President Barack Obama meets with Prime Minister Benjamin Netanyahu of Israel in the Oval Office Friday.  (AP Photo/Charles Dharapak)

He and Mr. Netanyahu spoke with reporters after a two-hour meeting that lasted much longer than originally scheduled. The meeting came a day after Mr. Obama made a major address on the Middle East, angering Israel by calling for peace talks with the Palestinians to be based on Israel’s 1967 borders.

Mr. Obama strained to accentuate the positives – as is customary during such White House photo ops. “We agreed that there’s a moment of opportunity that can be seized as a consequence of the Arab Spring but also acknowledge there are significant perils as well,” he said.

When it was his turn, Mr. Netanyahu  delivered a lengthy and highly unusual lecture in a setting designed to highlight only the most polite political interactions.  Mr. Netanyahu bluntly told Mr. Obama that he would not accept his conditions for reviving peace talks and at one point turned and warned him that “a peace based on illusions will crash eventually on the rocks of Middle Eastern reality.” While he referred to the nations’ “enduring bond of friendship,” he set out to explain exactly how his counterpart was wrong about Mideast peace negotiations.

The two leaders sat side-by-side. Mr. Obama sat back in his chair, somewhat stiffly and mostly looked to the reporters in the room as he spoke. Mr. Netanyahu leaned toward Mr. Obama and looked directly at the president as he expressed disagreement with his newly announced Mideast policy. (The White House transcript of the leaders’ remarks is here.)

Mr. Netanyahu  said that Palestinians “will have to accept some basic realities.” But he might as well have said: “The U.S. is going to have to accept some basic realities.”

First off, he said Israel is not returning to the borders in place before the 1967 Six Day War in which Israel was attacked by its Arab neighbors but emerged from the war having garnered significant new territory. Some of that is the land that will make up a new Palestinian state.

“While Israel is prepared to make generous compromises for peace, it cannot go back to the 1967 lines, because these lines are indefensible,” Mr. Netanyahu told reporters, sitting beside Mr. Obama. “So we can’t go back to those indefensible lines, and we’re going to have to have a long-term military presence along … Jordan.”
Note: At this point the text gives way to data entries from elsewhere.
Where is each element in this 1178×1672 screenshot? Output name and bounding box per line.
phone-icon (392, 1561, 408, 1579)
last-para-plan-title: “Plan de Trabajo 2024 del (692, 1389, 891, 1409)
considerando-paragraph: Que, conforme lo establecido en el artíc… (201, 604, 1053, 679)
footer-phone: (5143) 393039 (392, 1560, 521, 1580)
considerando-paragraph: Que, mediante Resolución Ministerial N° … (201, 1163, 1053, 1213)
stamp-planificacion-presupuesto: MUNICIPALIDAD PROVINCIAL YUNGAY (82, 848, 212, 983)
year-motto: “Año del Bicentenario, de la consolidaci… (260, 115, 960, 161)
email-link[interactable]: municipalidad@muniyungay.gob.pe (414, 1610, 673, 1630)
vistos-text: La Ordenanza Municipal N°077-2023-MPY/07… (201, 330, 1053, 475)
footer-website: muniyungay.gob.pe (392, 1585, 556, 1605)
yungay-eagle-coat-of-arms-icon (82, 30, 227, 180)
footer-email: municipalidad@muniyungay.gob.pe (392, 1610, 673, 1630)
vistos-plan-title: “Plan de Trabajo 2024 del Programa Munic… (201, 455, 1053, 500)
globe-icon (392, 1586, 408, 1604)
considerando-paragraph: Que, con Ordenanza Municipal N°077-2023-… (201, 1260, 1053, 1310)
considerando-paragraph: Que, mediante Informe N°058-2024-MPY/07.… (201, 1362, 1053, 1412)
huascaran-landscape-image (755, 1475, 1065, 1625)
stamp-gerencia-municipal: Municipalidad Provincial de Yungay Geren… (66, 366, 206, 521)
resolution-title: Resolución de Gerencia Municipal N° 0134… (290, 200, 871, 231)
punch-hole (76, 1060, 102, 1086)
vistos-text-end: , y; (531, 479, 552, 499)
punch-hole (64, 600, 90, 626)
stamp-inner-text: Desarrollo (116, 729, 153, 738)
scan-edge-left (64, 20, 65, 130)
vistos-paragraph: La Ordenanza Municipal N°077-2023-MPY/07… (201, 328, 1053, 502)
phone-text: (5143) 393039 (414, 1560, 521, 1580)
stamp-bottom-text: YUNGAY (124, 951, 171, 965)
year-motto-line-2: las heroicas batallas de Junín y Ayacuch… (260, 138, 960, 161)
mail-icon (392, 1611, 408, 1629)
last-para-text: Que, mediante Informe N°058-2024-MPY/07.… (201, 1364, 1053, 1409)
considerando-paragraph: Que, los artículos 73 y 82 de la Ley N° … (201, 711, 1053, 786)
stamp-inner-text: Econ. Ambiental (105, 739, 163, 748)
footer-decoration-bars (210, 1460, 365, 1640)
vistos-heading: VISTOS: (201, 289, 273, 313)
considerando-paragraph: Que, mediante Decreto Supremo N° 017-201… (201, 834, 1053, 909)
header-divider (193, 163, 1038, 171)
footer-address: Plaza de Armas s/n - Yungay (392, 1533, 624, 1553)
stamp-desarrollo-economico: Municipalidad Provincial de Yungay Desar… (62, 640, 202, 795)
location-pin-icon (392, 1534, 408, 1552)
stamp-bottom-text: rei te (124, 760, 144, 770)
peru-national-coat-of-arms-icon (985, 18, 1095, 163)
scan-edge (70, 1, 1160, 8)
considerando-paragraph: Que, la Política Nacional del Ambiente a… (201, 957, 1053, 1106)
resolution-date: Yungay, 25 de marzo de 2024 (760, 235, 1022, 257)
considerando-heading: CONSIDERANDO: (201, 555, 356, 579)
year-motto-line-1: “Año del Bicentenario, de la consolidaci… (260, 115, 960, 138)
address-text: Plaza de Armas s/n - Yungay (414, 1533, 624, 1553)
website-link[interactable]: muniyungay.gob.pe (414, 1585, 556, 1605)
In his speech, Mr. Obama had said the issue of Palestinian refugees will have to be worked out, but he didn’t take sides on that question.

Mr. Netanyahu said it is obvious that the heirs of the Palestinians who were displaced in the 1948 war for Israeli independence are not going to be absorbed into Israel.

“Sixty-three years later, the Palestinians come to us and they say to Israel: accept the grandchildren, really, and the great-grandchildren of these refugees, thereby wiping out Israel’s future as a Jewish state,” he said. “So that’s not going to happen. Everybody knows it’s not going to happen. And I think it’s time to tell the Palestinians forthrightly, it’s not going to happen.”

And he got personal, equating Hamas, one faction within the Palestinian leadership, with al Qaeda. “Hamas has just attacked you, Mr. President, and the United States for ridding the world of bin Laden,” he said, turning to Mr. Obama. “So Israel obviously cannot be asked to negotiate with a government that is backed by the Palestinian version of al Qaeda.”

–Carol E. Lee contributed to this post.